New York’s excise tax on cigarettes is $4.35, compared with California’s 87-cent excise tax. The U.S. government imposes its own $1.01 excise tax on packs of cigarettes. Obama wants to increase that tax to $1.95.

The prospect of money for health programs may appeal to California’s legislature as its majority Democrats back federal health care changes.

Groups supporting the bill include consumer advocacy groups such as Health Access California, the American Heart Association and American Lung Association. The Service Employees International Union also is part of the effort, lending lobbying muscle in a statehouse where labor enjoys tremendous clout.


But the tobacco industry also has clout in the legislature, and routinely lobbies against tobacco-related bills and supports lawmakers’ political campaigns.

The legislature, which requires a two-thirds vote for tax hikes, last increased tobacco taxes in 1993, said Jane Warner, head of the American Lung Association’s California affiliate.
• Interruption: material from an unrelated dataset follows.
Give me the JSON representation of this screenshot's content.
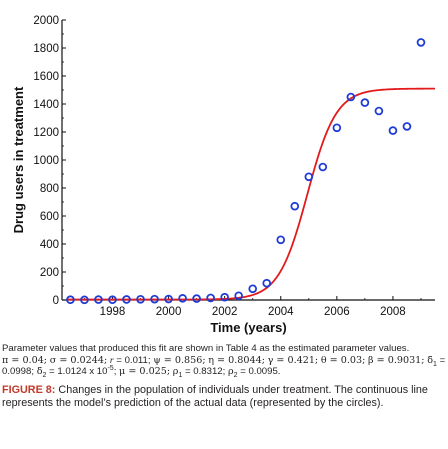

Warner is hopeful for a breakthrough as the number of lawmakers taking campaign funds from tobacco interests has been declining. But Jack Nicholl, a campaign director for three California initiatives regarding tobacco policy, expects an increase will need to go to voters, who narrowly rejected a cigarette tax hike last year. “It’s going to be a hard road through the legislature,” he said. “It’s just proved to be too difficult.”

Even with political hurdles facing the California bill, the muni bond market should take note of it, said Dick Larkin, director of credit analysis at HJ Sims.

Payments supporting tobacco bonds may vary year to year and with cigarette sales already in decline, the cash-flow for the bonds in under pressure, increasing default risk for the debt. Raising taxes would further cut sales and increase default risk.

Larkin said that risk could rise “significantly” if lawmakers in Sacramento back the $2 tax hike and Congress at the same time supports Obama’s proposed 94-cent increase in federal taxes on cigarettes.

“If it goes up $3 a pack, that could cause smoking in California to drop by 15 percent,” he said, adding that such a steep drop would add momentum to the declining national smoking rate.

The number of cigarette packs sold in California dropped to 972 million in 2011 from 2.5 billion in 1988, and the state’s per capita cigarette consumption per adult dropped to 34 packs in 2011 from 123 packs in 1990, according to the California Department of Public Health.

As of 2011, roughly 19 percent of U.S. adults smoked cigarettes, compared with about 33 percent in 1980, according to the Centers for Disease Control and Prevention.